Berdasarkan hasil penelitian saya, unsur-unsur mistik dalam agama itu ditampilkan oleh Danarto dalam kumpulan cerpen Godlob melalui keempet poin berikut: mistik yang ditampilkan melalui tokoh, mistik yang dituangkan melalui gaya penceritaan, mistik yang menjadi tema dan mistik yang diwujudkan menjadi lambing. Berikut ini uraian dari keempat poin di atas.

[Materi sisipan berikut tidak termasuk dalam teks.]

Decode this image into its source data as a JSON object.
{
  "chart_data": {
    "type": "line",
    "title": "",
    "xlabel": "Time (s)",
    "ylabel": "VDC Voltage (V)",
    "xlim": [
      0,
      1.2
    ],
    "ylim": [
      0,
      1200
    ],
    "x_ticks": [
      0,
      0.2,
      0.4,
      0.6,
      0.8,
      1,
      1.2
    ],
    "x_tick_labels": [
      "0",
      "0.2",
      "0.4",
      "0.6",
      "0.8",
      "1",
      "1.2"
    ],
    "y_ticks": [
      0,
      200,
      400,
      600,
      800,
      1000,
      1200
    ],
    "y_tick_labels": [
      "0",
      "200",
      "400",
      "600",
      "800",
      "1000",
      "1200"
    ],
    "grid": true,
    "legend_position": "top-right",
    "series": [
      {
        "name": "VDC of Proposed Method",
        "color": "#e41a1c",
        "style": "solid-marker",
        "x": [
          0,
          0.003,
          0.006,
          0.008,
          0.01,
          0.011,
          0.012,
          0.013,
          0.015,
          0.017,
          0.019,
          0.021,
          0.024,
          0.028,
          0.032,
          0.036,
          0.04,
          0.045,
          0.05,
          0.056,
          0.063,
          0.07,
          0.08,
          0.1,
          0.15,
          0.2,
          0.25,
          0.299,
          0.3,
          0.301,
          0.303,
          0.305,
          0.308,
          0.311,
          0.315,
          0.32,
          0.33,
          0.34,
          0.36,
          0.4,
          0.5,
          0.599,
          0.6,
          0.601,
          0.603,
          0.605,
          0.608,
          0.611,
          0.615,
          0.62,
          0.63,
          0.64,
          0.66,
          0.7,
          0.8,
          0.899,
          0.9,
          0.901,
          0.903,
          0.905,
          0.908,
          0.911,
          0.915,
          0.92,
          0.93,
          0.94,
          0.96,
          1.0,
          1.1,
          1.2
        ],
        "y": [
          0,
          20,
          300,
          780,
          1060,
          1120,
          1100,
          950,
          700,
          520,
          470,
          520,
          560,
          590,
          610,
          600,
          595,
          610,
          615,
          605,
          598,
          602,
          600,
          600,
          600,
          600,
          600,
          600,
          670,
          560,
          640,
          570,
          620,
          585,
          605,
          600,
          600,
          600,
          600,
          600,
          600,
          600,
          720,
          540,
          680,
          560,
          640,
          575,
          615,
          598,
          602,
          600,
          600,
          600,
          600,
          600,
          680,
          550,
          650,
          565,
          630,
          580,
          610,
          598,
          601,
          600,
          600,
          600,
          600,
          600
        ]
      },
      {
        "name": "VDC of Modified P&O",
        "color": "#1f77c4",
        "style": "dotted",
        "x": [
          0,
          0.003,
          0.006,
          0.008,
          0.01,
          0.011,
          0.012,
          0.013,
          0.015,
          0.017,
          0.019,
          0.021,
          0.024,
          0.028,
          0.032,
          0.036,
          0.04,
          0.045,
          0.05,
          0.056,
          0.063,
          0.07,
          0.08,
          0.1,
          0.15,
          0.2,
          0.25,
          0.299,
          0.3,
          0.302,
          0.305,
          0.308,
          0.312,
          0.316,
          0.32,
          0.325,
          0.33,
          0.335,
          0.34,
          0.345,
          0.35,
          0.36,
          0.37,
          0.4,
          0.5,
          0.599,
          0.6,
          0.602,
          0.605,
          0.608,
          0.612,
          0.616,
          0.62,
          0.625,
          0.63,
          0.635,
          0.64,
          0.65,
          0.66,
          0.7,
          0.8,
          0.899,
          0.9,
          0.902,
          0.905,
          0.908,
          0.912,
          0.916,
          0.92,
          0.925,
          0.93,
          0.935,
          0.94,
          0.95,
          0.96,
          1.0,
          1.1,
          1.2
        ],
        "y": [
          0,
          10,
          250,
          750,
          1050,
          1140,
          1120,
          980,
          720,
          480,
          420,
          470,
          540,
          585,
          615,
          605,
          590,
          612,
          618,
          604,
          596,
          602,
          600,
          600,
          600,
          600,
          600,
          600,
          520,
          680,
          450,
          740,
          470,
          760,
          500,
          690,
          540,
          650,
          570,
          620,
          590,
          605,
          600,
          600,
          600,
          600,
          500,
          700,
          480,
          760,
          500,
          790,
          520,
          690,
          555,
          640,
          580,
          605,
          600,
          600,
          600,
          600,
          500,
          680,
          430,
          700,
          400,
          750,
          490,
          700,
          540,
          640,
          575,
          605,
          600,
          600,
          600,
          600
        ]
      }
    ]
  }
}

1. Mistik yang ditampilkan melalui tokoh
Tokoh-tokoh yang ditampilkan Danarto bukanlah manusia
biasa akan tetapi digambarkan seperti manusia yang bisa marah, gembira, berdiskusi dan sebagainya. Mereka bisa menyerupai binatang, tumbuhan atau benda matiyang perbuatan dan pengalamannya melampaui kesanggupan manusia yang berdarah daging. Mereka menyerupai tokoh yang sakti dalam dunia pewayangan. Misalnya dalam cerpen “Armageddon” tokohnya angin, rerumputan, belalang dan batu. Dalam cerpen “Kecubung Pengasihan” tokohnya bunga kenanga, mawar, melati, kamboja, anggrek, sedap malam dan sebagainya.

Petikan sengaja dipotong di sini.